I'm researching valve amplifiers. I found this schematic for one:
So the input is amplified by the first valve, and then the amplified signal is amplified again by the second valve, right?
My question is, why is the voltage being stepped down before going to the speaker? It seems pointless to me, increasing the voltage with the valves and then decreasing it again. All the schematics I can find online do this. Why?
(Is the 300V rail at the top related to the transformer? If not, what's it for?)
Best Answer
It's a question of impedance.
The anode (plate) voltage of the tube varies over a wide range, while the current varies over a much smaller range. If you define output impedance as
$$Z_{out} = \frac{\Delta V}{\Delta I}$$
This usually works out to a fairly high number for a typical vacuum tube, on the order of thousands of ohms.
On the other hand, most speakers have a low impedance — on the order of 4 to 16 Ω — which means they want a relatively higher current change coupled with a relatively smaller voltage change.
Note that in both cases, you're talking about the same amount of power (voltage × current), which is what the amplifer is really achieving — an increase in signal power from input to output.
The transformer provides this impedance change. It trades off a high voltage swing for a high current swing. Without it, you'd get only a tiny fraction of the available signal power actually delivered to the speaker, limited by the relatively low current in the tube.
From a comment:
The 300V power supply is required for much the same reason: The output of the impedance of the tube is inherently high.
The 6V6 tube is rated for 50 mA plate current (average), which means that the signal current swing must be less than about ±40 mA (peak). Similarly, the tube is rated for a plate voltage of 250 V (nominally, but it is frequently overdriven in this respect), so the signal voltage needs to be less than about ±120 V (peak).

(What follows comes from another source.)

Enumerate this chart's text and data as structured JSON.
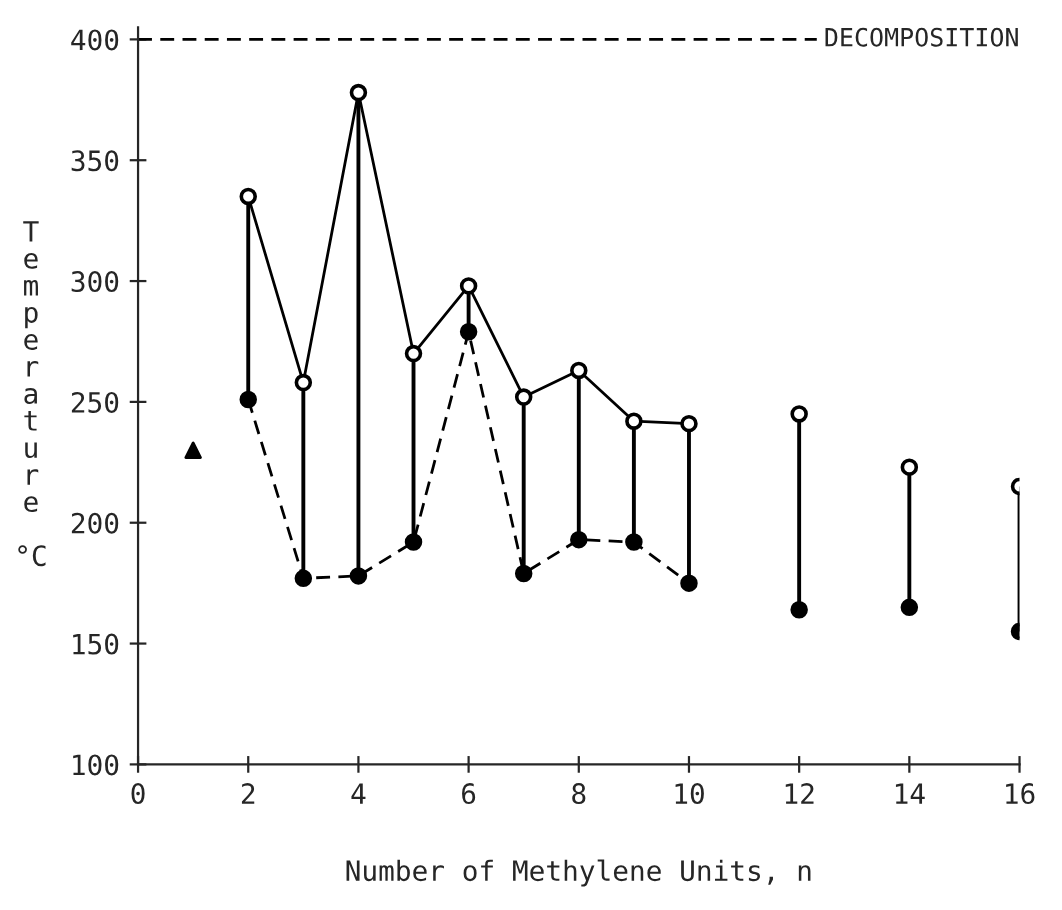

The signal power available at the output is therefore the RMS current multiplied by the RMS voltage, or:
$$\frac{40 mA}{\sqrt{2}} \cdot \frac{120 V}{\sqrt{2}} = \frac{4.8 W}{2} = 2.4 W$$
If you use a lower plate voltage, the available power is reduced proportionally.
Note that this works out to an output impedance of:
$$Z_{out} = \frac{120 V}{40 mA} = 3000 \Omega$$
To drive an 8Ω speaker, you'd use a 3000Ω:8Ω transformer (19.4:1 turns ratio), which would give you 4.38 VRMS and 548 mARMS at the speaker.